Celui-ci est le premier, une formation hors-normes, Prince Lasha à la flûte, Sonny Simmons au sax alto, Clifford Jordan au ténor, Don Cherry à la trompette, Fred Lyman au bugle, Orville Harrison et Bill Wood aux basses et Charles Moffett à la batterie ! Comment la réunion d’un tel équipage a pu échapper à mon attention si longtemps ? Bien vite l’album se retrouve sur la platine et emplit de sonorités familières l'air ambiant, et ce que j’entends me va, je suis conquis.
C’est enregistré à New-York au mois de mai mille neuf cent soixante-trois, ça sent le « bootleg » mais le son est correct et l’expérience sonore très stimulante.

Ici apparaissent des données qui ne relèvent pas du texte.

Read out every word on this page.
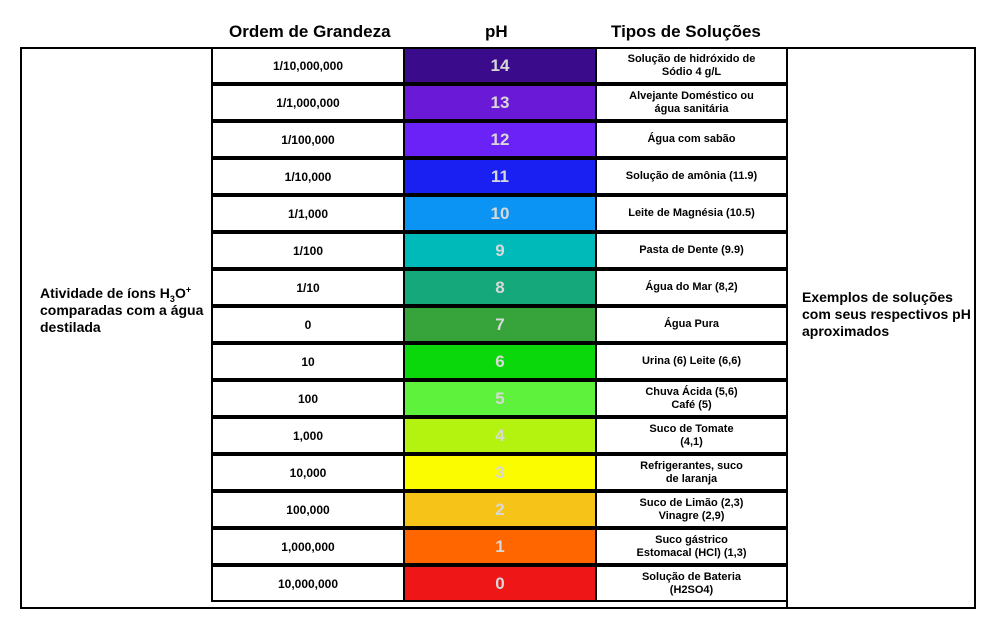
Ordem de Grandeza	pH	Tipos de Soluções
Atividade de íons $H_3O^+$ comparadas com a água destilada
Exemplos de soluções com seus respectivos pH aproximados
1/10,000,000	14	Solução de hidróxido de
Sódio 4 g/L
1/1,000,000	13	Alvejante Doméstico ou
água sanitária
1/100,000	12	Água com sabão
1/10,000	11	Solução de amônia (11.9)
1/1,000	10	Leite de Magnésia (10.5)
1/100	9	Pasta de Dente (9.9)
1/10	8	Água do Mar (8,2)
0	7	Água Pura
10	6	Urina (6) Leite (6,6)
100	5	Chuva Ácida (5,6)
Café (5)
1,000	4	Suco de Tomate
(4,1)
10,000	3	Refrigerantes, suco
de laranja
100,000	2	Suco de Limão (2,3)
Vinagre (2,9)
1,000,000	1	Suco gástrico
Estomacal (HCl) (1,3)
10,000,000	0	Solução de Bateria
(H2SO4)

J’ai dû remplacer ma platine qui m’a lâché, et je l’écoute sur ma toute nouvelle « Project », ce n’est évidemment pas un album idéal pour dévoiler les finesses audios, mais je perçois malgré tout une belle finition sonore.
Il est généralement admis que c’est Prince Lasha qui serait le leader ici, « Doxy » est un petit label d’époque qui faisait ce genre de coup, organiser ce genre de « jams » où se réunissaient des musiciens en train de se faire un nom, ici c’est carrément bien vu et bien senti ! Il se raconte que Don Cherry n’était pas prévu à cette fête, et que les musiciens le rencontrèrent par hasard dans la rue, du coup ils l’informent du projet et l’invitent à les rejoindre, fou-fou, non ?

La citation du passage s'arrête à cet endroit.